Rio de Janeiro registra primeira
união estável realizada entre três mulheres — trio feminino é o segundo
no País que declara oficialmente a relação; o primeiro caso aconteceu em
Tupã, no interior de São Paulo, em 2012, com um homem e duas mulheres —
as três mulheres querem ter um filho por inseminação artificial e
fizeram testamentos
Há pouco mais de uma semana, o Brasil registrou sua primeira união
estável entre três mulheres. O local escolhido para a formalização foi o
15º Ofício de Notas do Rio, localizado na Barra da Tijuca, zona oeste.
De acordo com o Instituto Brasileiro de Direito de Família (IBDFAM),
este é o segundo trio que declara oficialmente uma relação. O primeiro
caso aconteceu em Tupã, no interior de São Paulo, em 2012. Na ocasião,
um homem e duas mulheres procuraram um cartório para registrar a
relação.
Com medo de serem hostilizadas, as três mulheres preferiram não dar
entrevista. De acordo com a tabeliã Fernanda de Freitas Leitão, que
celebrou a união, o fundamento jurídico para a formalização desse tipo
de união é o mesmo estabelecido na decisão do Supremo Tribunal Federal
(STF) de 2011, ao reconhecer legalmente os casais homossexuais.
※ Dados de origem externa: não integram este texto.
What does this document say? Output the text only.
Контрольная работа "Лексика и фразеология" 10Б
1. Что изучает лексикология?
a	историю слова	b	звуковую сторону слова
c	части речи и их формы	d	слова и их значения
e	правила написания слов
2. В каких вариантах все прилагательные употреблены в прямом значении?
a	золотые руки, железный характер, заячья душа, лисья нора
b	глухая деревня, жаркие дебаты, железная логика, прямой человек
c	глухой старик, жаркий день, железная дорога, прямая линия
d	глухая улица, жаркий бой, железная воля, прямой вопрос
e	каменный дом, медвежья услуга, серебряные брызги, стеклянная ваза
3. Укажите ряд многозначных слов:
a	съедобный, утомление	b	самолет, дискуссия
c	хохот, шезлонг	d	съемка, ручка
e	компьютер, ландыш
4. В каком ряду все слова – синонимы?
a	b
"Não existe uma lei específica para esse trio, tampouco existe para o
casal homoafetivo. Isso foi uma construção a partir da decisão do STF,
que discriminou todo o fundamento e os princípios que reconheceram a
união homoafetiva como digna de proteção jurídica. E qual foi essa base?
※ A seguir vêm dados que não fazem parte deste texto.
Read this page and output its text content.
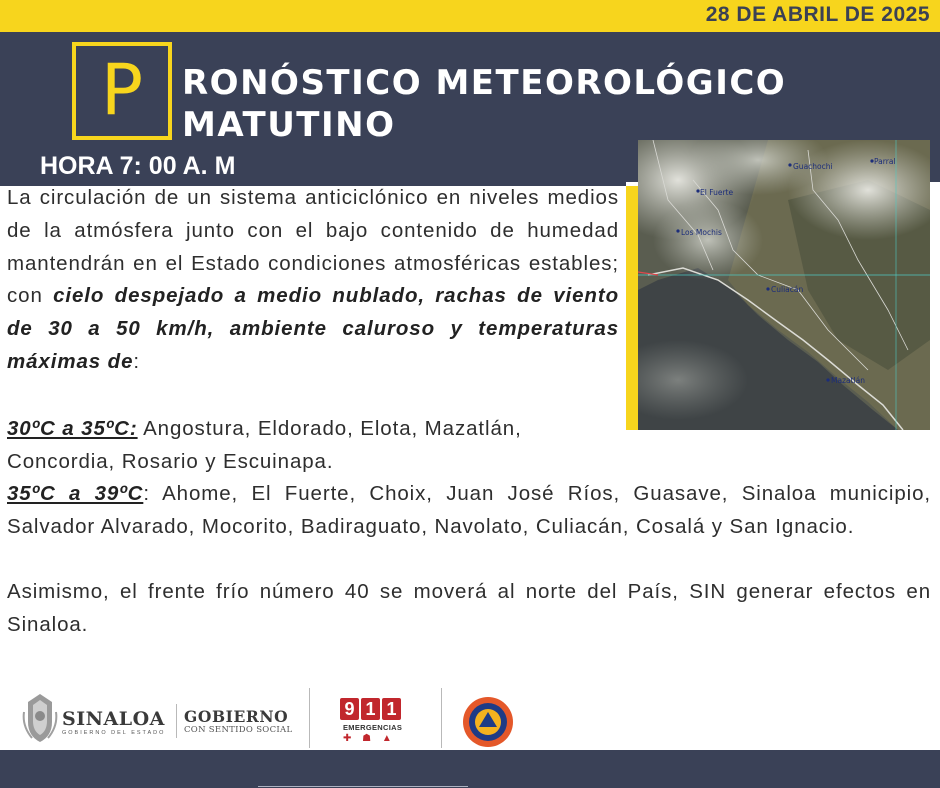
28 DE ABRIL DE 2025
P	RONÓSTICO METEOROLÓGICO
MATUTINO
HORA 7: 00 A. M	Guachochi
Parral
El Fuerte
Los Mochis
Culiacán
Mazatlán

La circulación de un sistema anticiclónico en niveles medios de la atmósfera junto con el bajo contenido de humedad mantendrán en el Estado condiciones atmosféricas estables; con cielo despejado a medio nublado, rachas de viento de 30 a 50 km/h, ambiente caluroso y temperaturas máximas de:

30ºC a 35ºC: Angostura, Eldorado, Elota, Mazatlán, Concordia, Rosario y Escuinapa.

35ºC a 39ºC: Ahome, El Fuerte, Choix, Juan José Ríos, Guasave, Sinaloa municipio, Salvador Alvarado, Mocorito, Badiraguato, Navolato, Culiacán, Cosalá y San Ignacio.

Asimismo, el frente frío número 40 se moverá al norte del País, SIN generar efectos en Sinaloa.

SINALOA
GOBIERNO DEL ESTADO
GOBIERNO
CON SENTIDO SOCIAL
9 1 1
EMERGENCIAS
✚ ☗ ▲
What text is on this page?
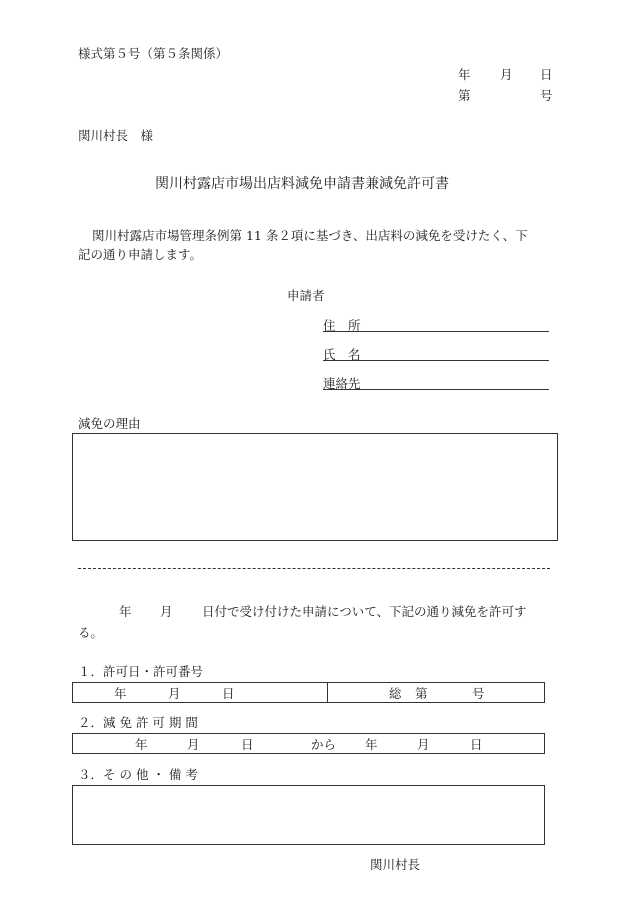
様式第５号（第５条関係）
年 月 日
第	号
関川村長　様
関川村露店市場出店料減免申請書兼減免許可書
関川村露店市場管理条例第 11 条２項に基づき、出店料の減免を受けたく、下
記の通り申請します。
申請者
住　所
氏　名
連絡先
減免の理由
年 月 日付で受け付けた申請について、下記の通り減免を許可す
る。
１．許可日・許可番号
年	月	日	総 第	号
２．減 免 許 可 期 間
年	月	日	から 年	月	日
３．そ の 他 ・ 備 考
関川村長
O princípio da dignidade humana e de que o conceito de família é plural
e aberto. Além disso, no civil, o que não está vedado, está permitido”,
explicou a tabeliã.
O presidente do IBDFAM, Rodrigo Pereira, declarou que a relação entre
três pessoas é reconhecida quando for caracterizada como núcleo familiar
único.
“Essas três mulheres constituíram uma família. É diferente do que
chamamos de família simultânea (casais homo ou heterossexuais). Há
milhares de pessoas no Brasil que são casadas, mas têm outras famílias.
Esses são núcleos familiares distintos. Essas uniões de três ou mais
pessoas vivendo sob o mesmo teto nós estamos chamando de famílias
poliafetivas”, afirmou Pereira.
Por lei, uma mesma pessoa não pode se casar com outras duas. Mas o caso do trio é diferente por ser visto como uma união única.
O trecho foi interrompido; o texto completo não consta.